“姐,我們真的要留下來伺候她坐月子?”
譚玉玲摸摸妹妹的腦袋,低頭看著妹妹的眼睛,很認真的跟她說:“不管怎麼樣,她是生我們的人。這回就當是還她生恩了。她說什麼,你就當沒聽到,我來應付。”
玉珠乖巧的點點頭,主動去了灶台前燒火。譚玉玲熟練的拿起笤帚先把院子掃了掃,又去做了飯端到屋裡。
薑桂蘭看著兒子的臉心裡正美著,一見譚玉玲就沉了。
“煮的這是什麼東西,不知道我坐月子啊。以前怎麼做的,現在就怎麼做。”
“這是你自己煮在鍋里的,煮的是什麼東西你最清楚。還有,你家的碗櫃裡一個雞蛋都沒有,我沒辦法做雞蛋湯。”
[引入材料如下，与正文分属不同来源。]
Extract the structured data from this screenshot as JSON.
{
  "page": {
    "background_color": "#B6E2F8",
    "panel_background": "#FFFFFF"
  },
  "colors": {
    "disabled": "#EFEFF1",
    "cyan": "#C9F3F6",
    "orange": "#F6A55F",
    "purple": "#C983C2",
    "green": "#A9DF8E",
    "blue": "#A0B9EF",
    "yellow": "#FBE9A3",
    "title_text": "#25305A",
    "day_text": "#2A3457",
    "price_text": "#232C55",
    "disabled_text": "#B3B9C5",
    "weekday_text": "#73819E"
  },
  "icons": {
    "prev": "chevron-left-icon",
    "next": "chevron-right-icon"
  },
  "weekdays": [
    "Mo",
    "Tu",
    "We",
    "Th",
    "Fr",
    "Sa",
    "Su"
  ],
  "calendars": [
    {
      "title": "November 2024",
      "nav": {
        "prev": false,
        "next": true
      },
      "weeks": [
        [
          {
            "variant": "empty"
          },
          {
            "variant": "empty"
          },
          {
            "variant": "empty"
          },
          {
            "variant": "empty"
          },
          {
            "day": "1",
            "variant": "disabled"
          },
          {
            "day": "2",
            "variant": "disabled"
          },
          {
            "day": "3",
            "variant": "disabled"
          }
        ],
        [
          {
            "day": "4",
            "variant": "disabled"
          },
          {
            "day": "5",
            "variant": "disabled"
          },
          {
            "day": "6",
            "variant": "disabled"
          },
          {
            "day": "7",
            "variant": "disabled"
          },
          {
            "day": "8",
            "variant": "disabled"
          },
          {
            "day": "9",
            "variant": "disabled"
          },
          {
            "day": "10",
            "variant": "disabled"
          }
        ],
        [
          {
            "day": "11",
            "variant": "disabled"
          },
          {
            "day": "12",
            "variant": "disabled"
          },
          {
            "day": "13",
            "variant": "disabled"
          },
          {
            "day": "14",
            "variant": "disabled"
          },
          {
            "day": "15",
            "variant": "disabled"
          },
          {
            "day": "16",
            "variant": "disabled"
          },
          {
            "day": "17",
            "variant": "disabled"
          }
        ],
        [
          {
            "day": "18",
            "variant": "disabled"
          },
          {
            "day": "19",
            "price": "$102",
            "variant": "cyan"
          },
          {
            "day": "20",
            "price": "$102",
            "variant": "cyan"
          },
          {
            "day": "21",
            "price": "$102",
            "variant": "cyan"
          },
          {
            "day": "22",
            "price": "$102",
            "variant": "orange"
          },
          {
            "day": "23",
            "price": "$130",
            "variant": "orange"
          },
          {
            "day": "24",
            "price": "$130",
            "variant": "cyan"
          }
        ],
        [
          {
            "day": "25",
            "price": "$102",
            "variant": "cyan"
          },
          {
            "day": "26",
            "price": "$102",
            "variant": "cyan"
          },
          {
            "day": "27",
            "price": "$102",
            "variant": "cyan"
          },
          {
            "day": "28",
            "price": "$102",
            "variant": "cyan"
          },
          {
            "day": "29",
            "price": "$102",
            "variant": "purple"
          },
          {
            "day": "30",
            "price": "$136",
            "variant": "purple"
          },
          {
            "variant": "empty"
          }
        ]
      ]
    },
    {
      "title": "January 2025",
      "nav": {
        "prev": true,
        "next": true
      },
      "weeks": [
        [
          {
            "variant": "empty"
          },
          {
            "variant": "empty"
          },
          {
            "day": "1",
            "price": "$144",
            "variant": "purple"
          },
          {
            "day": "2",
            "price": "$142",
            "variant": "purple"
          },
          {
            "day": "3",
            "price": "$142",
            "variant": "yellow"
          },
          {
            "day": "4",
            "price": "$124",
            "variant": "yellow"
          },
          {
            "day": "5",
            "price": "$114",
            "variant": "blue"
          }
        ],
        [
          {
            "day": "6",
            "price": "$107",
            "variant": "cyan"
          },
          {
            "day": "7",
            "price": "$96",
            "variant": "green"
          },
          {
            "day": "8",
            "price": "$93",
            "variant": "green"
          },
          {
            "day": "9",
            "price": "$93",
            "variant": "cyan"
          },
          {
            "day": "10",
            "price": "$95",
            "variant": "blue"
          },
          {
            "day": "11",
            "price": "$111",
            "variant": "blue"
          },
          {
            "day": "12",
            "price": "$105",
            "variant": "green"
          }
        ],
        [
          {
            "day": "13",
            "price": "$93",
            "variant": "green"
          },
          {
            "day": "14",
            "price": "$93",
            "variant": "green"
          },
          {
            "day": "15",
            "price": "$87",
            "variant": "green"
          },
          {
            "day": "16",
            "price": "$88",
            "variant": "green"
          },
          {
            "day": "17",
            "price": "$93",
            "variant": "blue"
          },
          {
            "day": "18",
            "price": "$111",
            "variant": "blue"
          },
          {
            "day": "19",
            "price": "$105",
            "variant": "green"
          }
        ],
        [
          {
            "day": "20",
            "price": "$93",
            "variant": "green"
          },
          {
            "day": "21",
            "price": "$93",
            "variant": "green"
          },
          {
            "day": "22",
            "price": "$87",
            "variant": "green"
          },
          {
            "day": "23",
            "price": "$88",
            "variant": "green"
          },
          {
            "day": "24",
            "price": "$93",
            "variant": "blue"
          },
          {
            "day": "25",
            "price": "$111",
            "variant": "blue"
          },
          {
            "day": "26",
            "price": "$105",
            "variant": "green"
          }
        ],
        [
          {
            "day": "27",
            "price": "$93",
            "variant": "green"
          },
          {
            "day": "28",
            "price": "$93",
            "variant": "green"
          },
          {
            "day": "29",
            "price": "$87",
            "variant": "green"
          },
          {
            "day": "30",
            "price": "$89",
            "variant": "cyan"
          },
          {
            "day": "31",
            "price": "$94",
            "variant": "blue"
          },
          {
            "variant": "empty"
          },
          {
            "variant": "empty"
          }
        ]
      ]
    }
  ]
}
譚玉玲直接把飯放在她床頭的柜子上,撿了髒衣服就出去了。
薑桂蘭氣的要死,手上又沒稱手的東西可砸,只能狠狠捶了捶床,倒把小奶娃嚇了一跳,哭了起來。
“大丫頭!二丫頭!”
外頭的譚玉珠聽見叫她怕的不行,可姐姐去洗衣服了,只能她去了。
“你耳朵聾了?!叫你這麼久都不會應一下啊!過來哄你弟弟,要是他再哭就擰掉你的耳朵!”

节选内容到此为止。